I received a question about my previous post concerning rest times, and realized that since I'm on a very restful rest day, and since the answer could benefit quite a few people, it made sense to post it as a follow up to that post.

Rob said...


This post hits on something I have been debating. When performing 4x4's or any type of interval training I always question what my rest interval should be.

Most resources I see suggest a rest time equal to climbing time. I feel like this ends up hitting more on overall endurance and not power endurance.

Over the last few years I have been increasing rest periods for interval training so that I get higher quality sets. By taking a 5 minute rest vs. a 2 minute rest I see a large improvement with the difficulty of problems that I can do. I understand that this is not supposed to be about performance, but doesn’t the extra performance (quality of each set) translate into more power endurance gains? What are your considerations when setting rest time for power endurance intervals?



Actually Rob, my answer to this is pretty simple. You're exactly right that the quality of the set is the most important aspect of it.  There is one good way to decide exactly how the architecture of your intervals should look:  Specificity.  Of course, this assumes that you have something fairly specific that you're training for.  If you do, half the battle is already won.  It goes like this...

I usually climb in the Red River Gorge, where any moves that are remotely difficult are most often separated by a great rest that can be milked for as long as you so desire.  In turn, most of the interval training I do for the RRG involves moderately difficult problems of more hand movements coupled with longer rests.  If the rests on my current RRG project are on a steep wall, then maybe I don't rest on the ground at all, but on an enormous jug and giant feet at a steep angle. 

In getting ready for this trip to the Wild Iris, I upped the difficulty of the problems, reduced the number of moves, and made the rests as short as possible while still able to nearly complete the difficult problems I had chosen.  Reason is, the clip-ups at the Wild Iris are short, fierce, and don't offer much opportunity to recover.  Not only that, but they are at a much higher altitude than I'm used to (9000 feet), so getting a little winded and staying anaerobic seemed to be a pretty good idea.   However, since one set of the 4x4 is approximately the length of a route at the Iris, when I needed to up the rest a little to get in that quality time on the wall, I didn't hesitate to do it.

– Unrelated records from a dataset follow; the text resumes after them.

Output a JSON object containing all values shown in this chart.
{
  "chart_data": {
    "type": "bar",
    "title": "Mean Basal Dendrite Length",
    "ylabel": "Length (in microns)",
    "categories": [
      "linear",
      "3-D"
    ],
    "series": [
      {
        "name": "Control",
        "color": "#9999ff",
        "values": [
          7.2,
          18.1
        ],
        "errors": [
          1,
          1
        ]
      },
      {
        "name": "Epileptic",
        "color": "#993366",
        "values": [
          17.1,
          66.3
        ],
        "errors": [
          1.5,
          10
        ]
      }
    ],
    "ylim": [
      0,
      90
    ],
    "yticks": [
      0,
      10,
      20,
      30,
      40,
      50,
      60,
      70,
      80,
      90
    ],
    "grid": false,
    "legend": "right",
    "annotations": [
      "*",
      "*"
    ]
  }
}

Now, if you don't have a specific project in mind, or even a general style of climbing that you'll be focusing on, then it's a little tougher to choose your weapon.  In this case, my advice would be to mix it up.  For this phase, do your 4x4's with longer rest.  Next time, reduce the difficulty of the problems such that you need less rest between sets.  This way, your body isn't falling into the trap of learning one pace, at one distance, for a specific difficulty, and with a specific recovery time.  If you don't have a very specific goal, then why not just get better all around? 

Rob, I hope this helps.  In short, you're on the right track.  Quality over quantity all day long, just be sure to switch it up now and then, and if you've got your sights set on something specific, then be sure to train with it in mind.